The jarring, even terrible, power of naming appears to recall this initial power of the name to inaugurate and sustain linguistic existence, to confer singularity in location and time. After having received the proper name, one is subject to being named again. In this sense, the vulnerability to being named constitutes a constant condition of the speaking subject. And what if one were to compile all the names that one has ever been called? Would they not present a quandary for identity? Would some of them cancel the effect of others? Would one find oneself fundamentally dependent upon a competing array of names to derive a sense of oneself? Would one find oneself alienated from elsewhere? Thus, as Benveniste has shown, the very conditions of the possibility for becoming an “I” in language remain indifferent to the “I” that one becomes. The more one seeks oneself in language, the more one loses oneself precisely there where one is sought. (29-30)
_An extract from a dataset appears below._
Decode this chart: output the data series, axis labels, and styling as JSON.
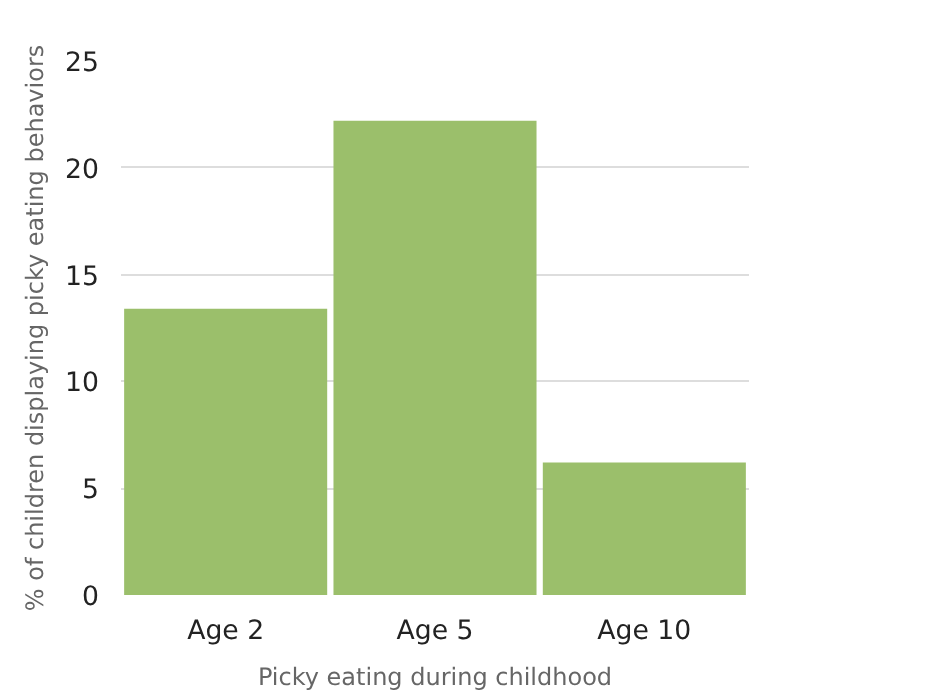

Butler, Judith. Excitable Speech: A Politics of Performance. New York: Routledge, 1997.
hmmm… Michael, baby, boy, child, man, fag, homo, girl, man, woman, faggot, gay, fairy, queer… Conflicting terms…
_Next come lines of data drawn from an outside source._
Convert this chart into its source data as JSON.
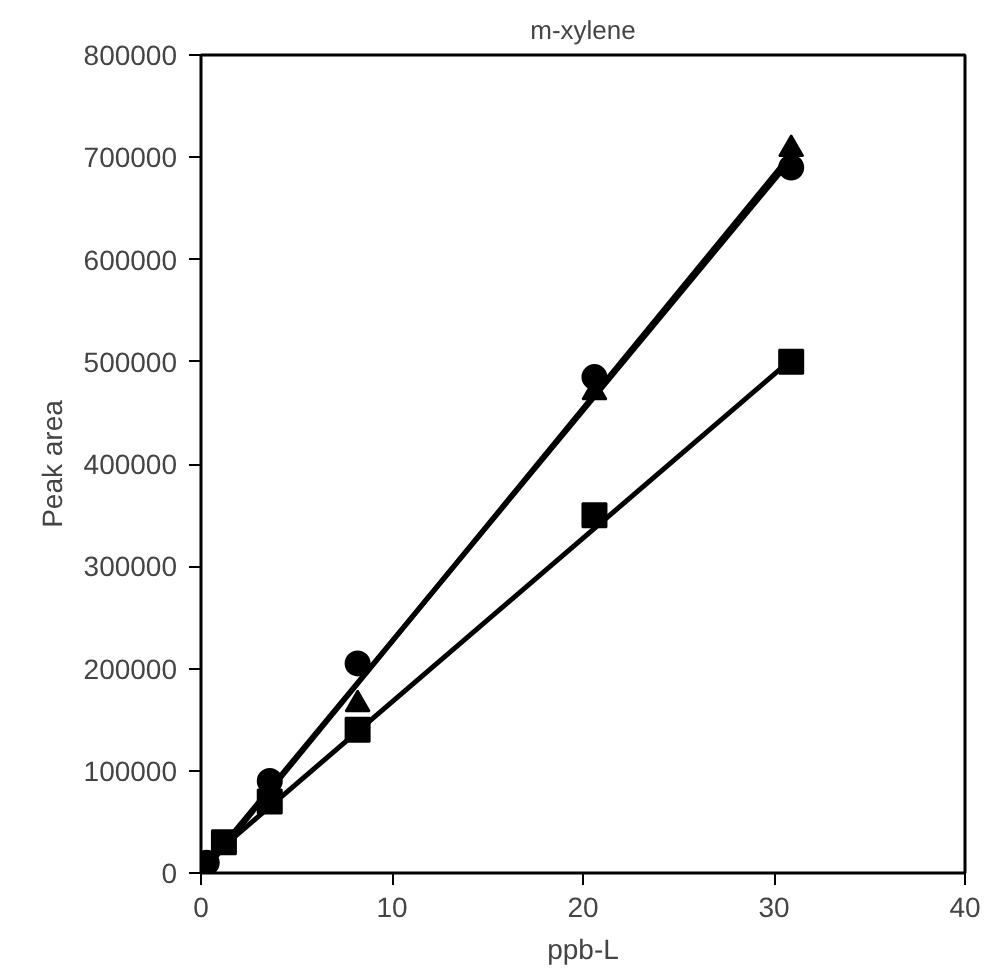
{
  "chart_data": {
    "type": "scatter",
    "title": "m-xylene",
    "xlabel": "ppb-L",
    "ylabel": "Peak area",
    "xlim": [
      0,
      40
    ],
    "xticks": [
      0,
      10,
      20,
      30,
      40
    ],
    "ylim": [
      0,
      800000
    ],
    "yticks": [
      0,
      100000,
      200000,
      300000,
      400000,
      500000,
      600000,
      700000,
      800000
    ],
    "grid": false,
    "series": [
      {
        "marker": "circle",
        "color": "#000000",
        "x": [
          0.3,
          3.6,
          8.2,
          20.6,
          30.9
        ],
        "values": [
          10000,
          90000,
          205000,
          485000,
          690000
        ]
      },
      {
        "marker": "triangle",
        "color": "#000000",
        "x": [
          8.2,
          20.6,
          30.9
        ],
        "values": [
          165000,
          470000,
          708000
        ]
      },
      {
        "marker": "square",
        "color": "#000000",
        "x": [
          1.2,
          3.6,
          8.2,
          20.6,
          30.9
        ],
        "values": [
          30000,
          70000,
          140000,
          350000,
          500000
        ]
      },
      {
        "type": "line",
        "marker": "none",
        "color": "#000000",
        "x": [
          0.3,
          30.9
        ],
        "values": [
          8000,
          698000
        ]
      },
      {
        "type": "line",
        "marker": "none",
        "color": "#000000",
        "x": [
          0.3,
          30.9
        ],
        "values": [
          5000,
          703000
        ]
      },
      {
        "type": "line",
        "marker": "none",
        "color": "#000000",
        "x": [
          0.3,
          30.9
        ],
        "values": [
          12000,
          502000
        ]
      }
    ]
  }
}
On another note, I wish I had read this book when I was an undergraduate. I took an independent study on fantasy literature (Tolkien, Lewis, Rowling, and a few others) and had great conversations with my professor over names and slurs in Harry Potter, but both of us lacked any knowledge of the power of naming and slurring at that time. This would have been useful then.
Interesting post. Does Butler go on to talk about the differences between internalizing “names” and rejecting them? That is, is my being Joanna dependent on what others have called me, or is it based on what I know about myself, that is, am I truly lazy or do I have depression-related fatigue? Or is Butler more concerned about the way that external sources name us and that then becomes the label by which everyone knows us?
Butler is working with J.L. Austin’s term perlocutionary speech act and Althusser’s term interpellation. The process of naming is actually the process of doing something: giving someone an identity, or interpellating them as a subject. Butler does understand that there are failed speech acts (those speech acts which do not fulfill their effects) and interpellation only works when someone identifies (at least somewhat) with the naming. So, yes, Butler isn’t a determinist; she seems to fully understand that the process of naming doesn’t always work to create someone’s subjectivity.